The Information Commissioner’s Office (ICO), the country’s lead regulatory body, would also be reformed. ICO enforcement powers and maximum fines would be increased, but the agency would also be allowed a longer time in which to assess a penalty after declaring a notice of intent. There would also be a renewed focus on the most serious threats, with “low level” complaints filtered by increasing requirements for data subjects to communicate with controllers before being allowed to file with ICO.
Noris Ismail, Global Data Privacy Consulting Leader for Breakwater and IAPP European Advisory Board Member, believes that this is only the first step in what will prove to be a long process: “Like any legislative reform globally, it’s the end of the beginning. It might ‘arguably’ take at least 3 years to achieving bi-partisan political and policy consensus. Whilst the U.K is ambitious to position its reform distinctively as compared to the rest of the world, we’re intrigued with the ‘how to operationalise’ in practice and ‘how to minimise additional cost’ or ‘compliance fatigue’ for start-ups, small businesses, and mid-sized markets (pending the outcome of the Bill). Of course, it shall not be ‘perfect’ or flawless reform, but we anticipate British and global businesses regards this as progressive headway to balancing innovation, digital trust, data ethics and accountability as part of the board and investors’ strategic risk agenda. Time will tell when the time comes”.
New AI regulation proposals take on emerging market
The AI regulation proposals are a new element in a less developed stage than the data protection reform effort, and the plan at this point appears to be to adopt them as a separate bill enforced by the Competition and Markets Authority, the communications regulator Ofcom, the Financial Conduct Authority and the Medicine and Healthcare Products Regulatory Authority along with ICO.
Accompanying the AI regulation proposals is a policy paper that outlines the government’s planned general approach to the issue. Like the data protection reform bill, this is centered on six core principles: ensuring safe use of AI, embedding security by design in AI systems, making these systems transparent and explainable, considering fairness, ensuring organizations appoint an individual legally responsible for AI, and making clear what the avenues for customer redress are.
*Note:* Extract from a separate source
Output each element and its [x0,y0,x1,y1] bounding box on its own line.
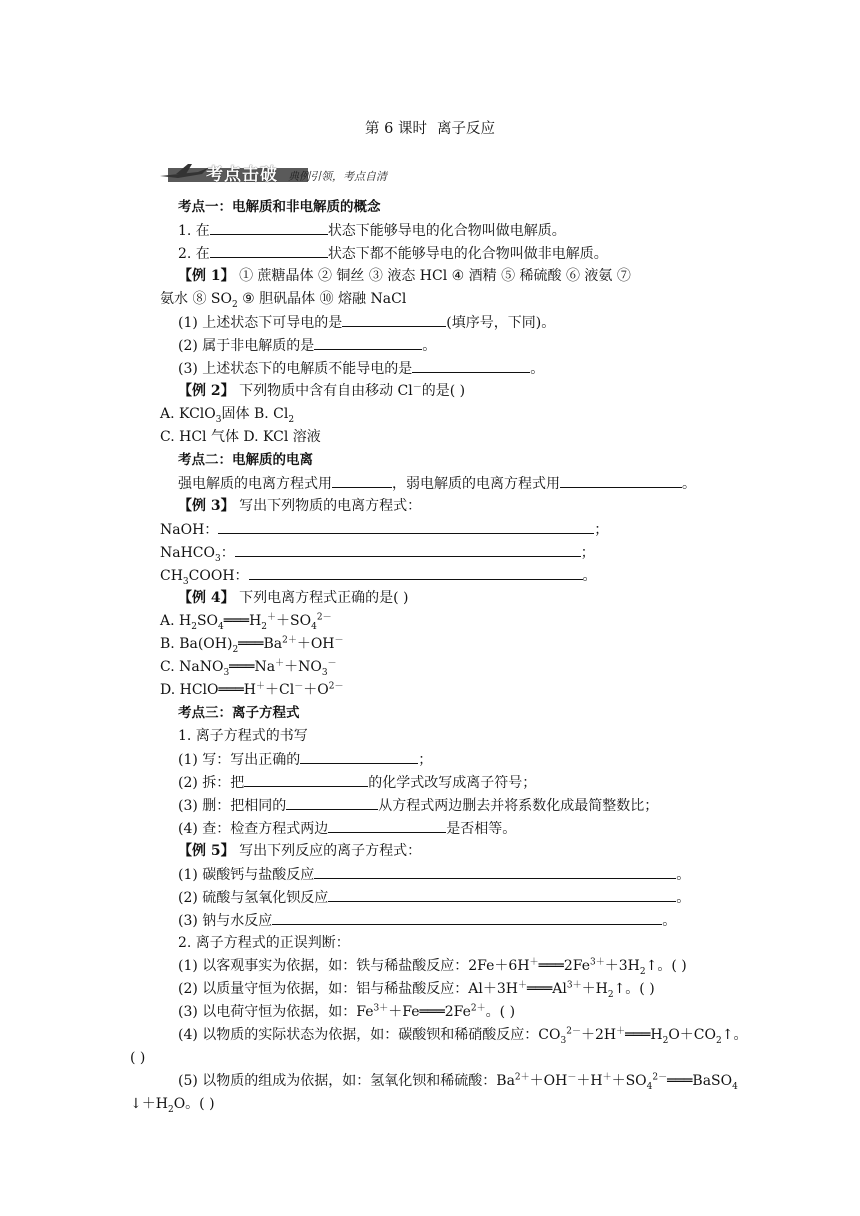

The paper also calls for a less centralized approach than the one adopted by the EU, proposing “regulatory sandboxes” as the primary approach to AI regulation. This is another area in which the UK government looks to walk a tightrope between public and private interests, as its AI technology market is the largest in Europe and the third largest in the world (behind the US and China). A study conducted earlier in the year sees UK businesses investing over £200 billion in AI by 2040. These moves follow the 2021 development of the National AI Strategy establishing long-term investment plans for the sector, which has already seen £2.3 billion put into it since 2014.
The next step for AI regulation in the country is a proposed AI White Paper that will examine how to put the core principles into practice and further develop a viable framework.